Inside the trunk were diaries, and in one of these diary entries, Cummings found the germ of an idea that became her third young adult novel, Saving Grace.

In several entries, Frece wrote about a young girl named Betty Stone. Just before Christmas in 1932, in the darkest days of the Depression, Stone's parents were forced to place their children in a children's home in Washington, D.C., because they couldn't afford to keep them. Some of the children at the home were invited to spend the holidays with more fortunate families, and Betty was invited to join the Shannons.

The Shannon family had recently moved to Washington from West Virginia where her father had owned a store. Thinking there would be more opportunity to ride out financially trying times in the city, her father sold the store and bought two boarding houses. It was a smart move—both parents and the five Shannon children ran the houses throughout the 1930s, and they weathered the Depression relatively well. They were happy to help other families who weren't so lucky, and Betty fit well into the Shannon family—so much so that she stayed with them for four years. She and Prudence became good friends, and they kept in touch throughout their lives.

The story of their friendship and how it illuminated a particularly difficult period in American history captured Cummings's imagination. As an English major at UNH, she had learned about the power of a well-chosen detail from Don Murray '48, now professor emeritus of English, a lesson that served her well in her career as a newspaper reporter and feature writer. With the diaries, her mother-in-law had bequeathed to her a wealth of details about the 1930s, and Cummings set to work. She spent a year reading newspapers from 1932, and eventually interviewed Betty, now Betty Stone Stults.
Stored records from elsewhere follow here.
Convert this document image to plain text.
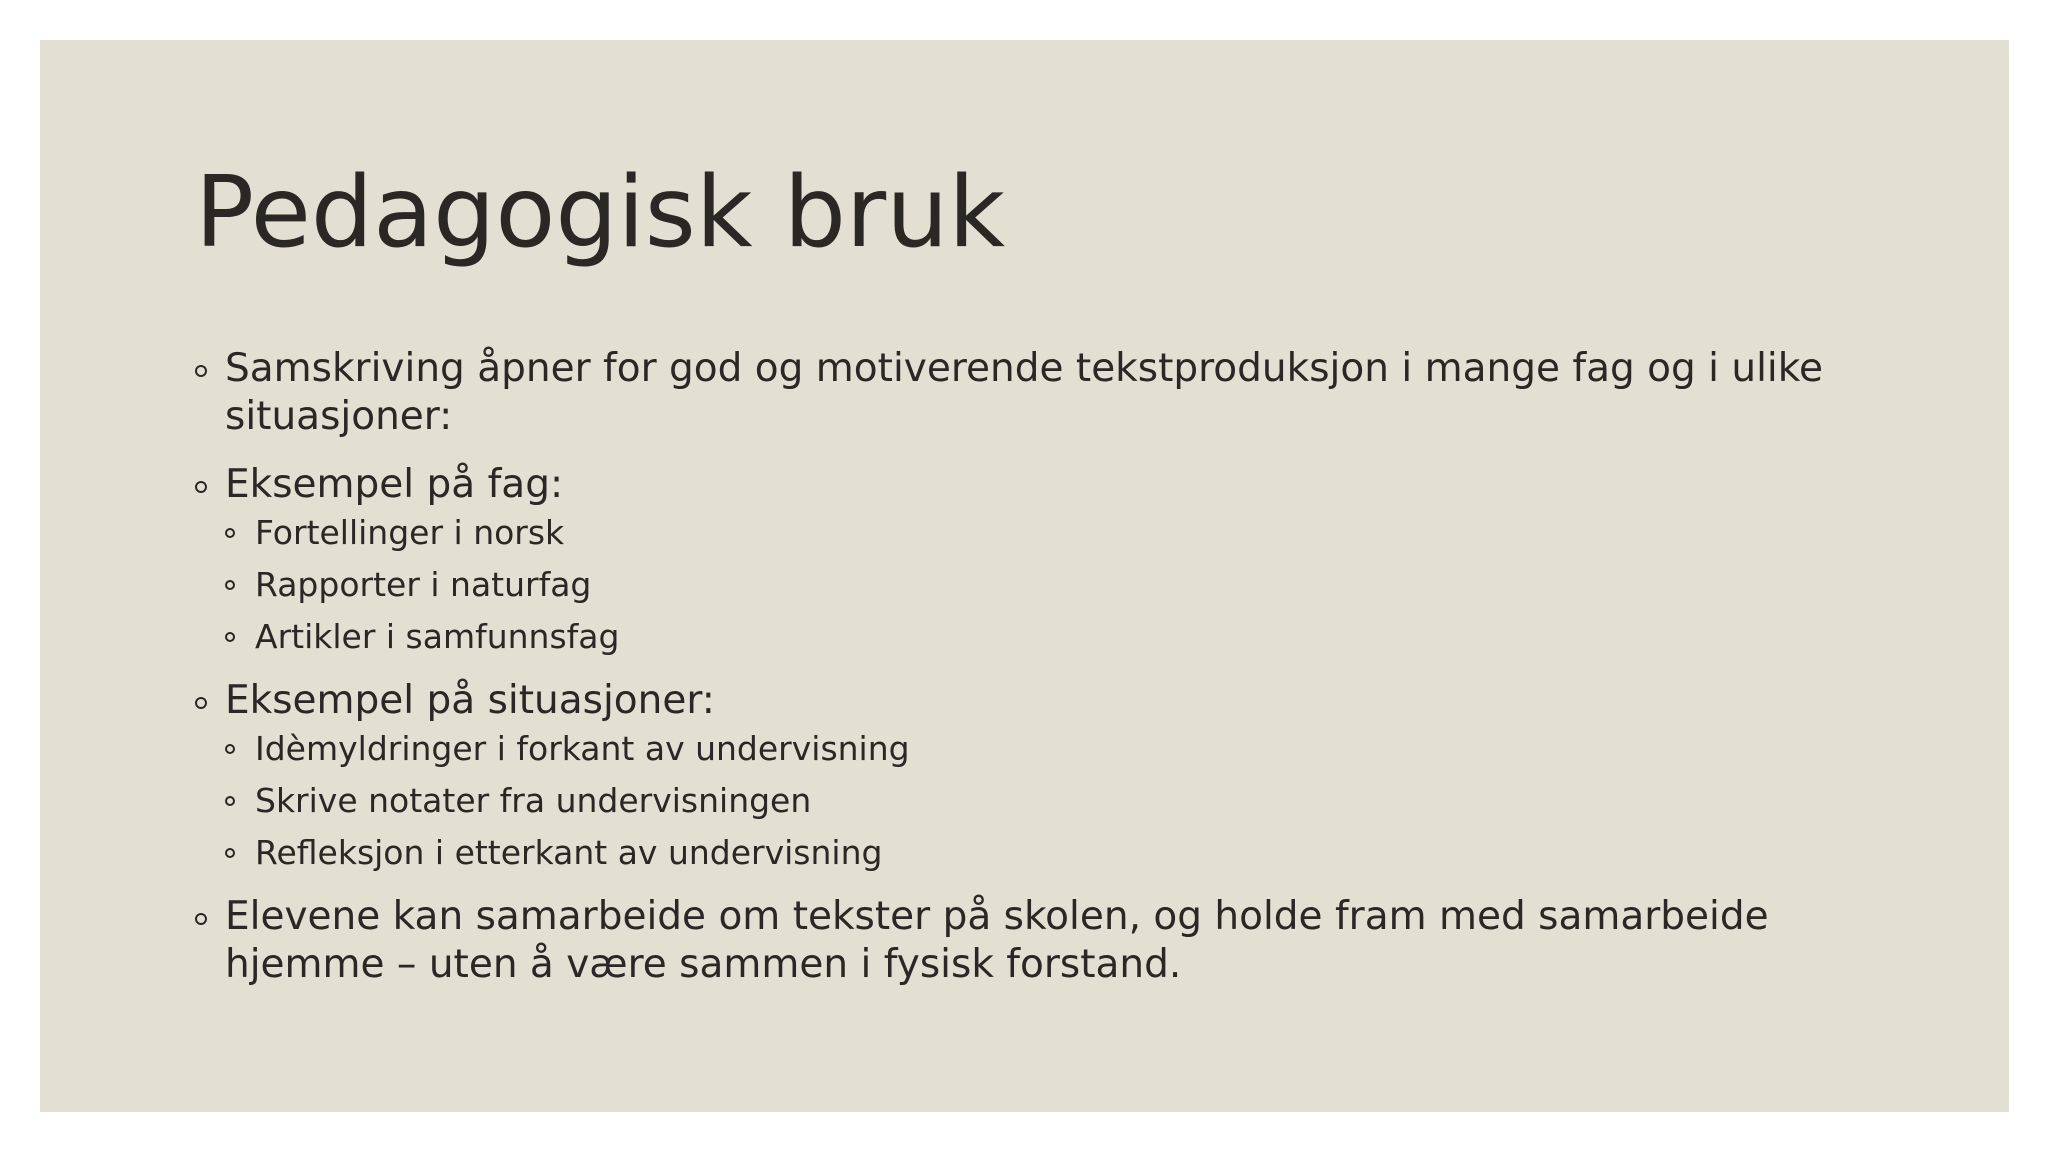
Pedagogisk bruk
Samskriving åpner for god og motiverende tekstproduksjon i mange fag og i ulike situasjoner:
Eksempel på fag:
Fortellinger i norsk
Rapporter i naturfag
Artikler i samfunnsfag
Eksempel på situasjoner:
Idèmyldringer i forkant av undervisning
Skrive notater fra undervisningen
Refleksjon i etterkant av undervisning
Elevene kan samarbeide om tekster på skolen, og holde fram med samarbeide hjemme – uten å være sammen i fysisk forstand.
In her novels for teens (Autumn Journey, in 1997, and A Face First, 2001), Cummings focuses on young adults who are forced to grapple with tough problems. She is noted for her portrayals of the complexity and sophistication of the adolescent mind. As a child, Cummings always loved writing but never thought of it as a job possibility. She went to UNH with the idea that she would become a teacher. But two things at UNH changed her mind: working on The New Hampshire, and taking a class with Murray.

After graduating from UNH, Cummings worked for several newspapers, as a reporter for the Hartford Courant and the Richmond News Leader, and then as a feature writer for the Baltimore News American. In 1986, she wrote her first children's book about a crab named Chadwick. The book was enormously successful, especially in Maryland where Cummings lives with her husband and two children, and led to a series of Chadwick books. Along with writing, Cummings visits elementary schools to talk to children about writing. Her next novel, due for release this fall, is set in the Chesapeake Bay.

"Don taught me how to find the details that really bring a story to life," she says. "If it's not alive, it's not believable, and if it's not believable, it's not a good story."